When "Science Only" Becomes Religion
As a science fiction writer, I spend a lot of time thinking about different ways reality could work. So when I recently suggested that "God embraces skepticism and critical thinking because he knows the evidence points to him," I wasn't surprised to get pushback.
Someone responded: "I disagree. All the evidences point toward scientific conclusions not religious ones."
I know this might be unexpected coming from someone who writes about alien worlds and future tech, but this got me thinking about an interesting contradiction in that response.
Religion is a worldview that makes ultimate claims about reality, meaning, and how we should live—whether that involves God, gods, or explicitly rejects them. When someone asserts that "all evidence points only to scientific conclusions," they're making an ultimate claim about the nature of reality. There's an interesting irony here—this response might be more religious than it appears.
I could be wrong about this, but true skepticism follows evidence wherever it leads, even toward God—who the Bible says expects to be found through honest inquiry. If you've already decided that's impossible, you might not be thinking as critically as you think.

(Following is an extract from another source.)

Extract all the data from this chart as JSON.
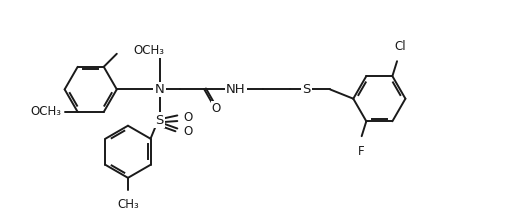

The Bible actually encourages testing everything against Scripture, reason and evidence. "Test everything; hold fast what is good" (1 Thessalonians 5:21). "Test the spirits to see whether they are from God" (1 John 4:1). The Bereans were praised for fact-checking Paul's teachings against Scripture (Acts 17:11).
This is just one way to look at it, but there seems to be a crucial difference between approaches. Biblical skepticism invites the hardest possible scrutiny, confident truth will emerge. Secular skepticism rules out entire categories of explanation before looking. Which approach is actually more open?
A jury can see all the evidence that points toward innocence, but find guilt because they want to. Evidence doesn't force conclusions—people choose them.
Maybe it's worth considering: what if we're all more religious than we think? What if the real question isn't whether to be religious, but which religion leads to truth? This isn't about converting anyone—it's about examining our assumptions about what counts as "neutral" thinking.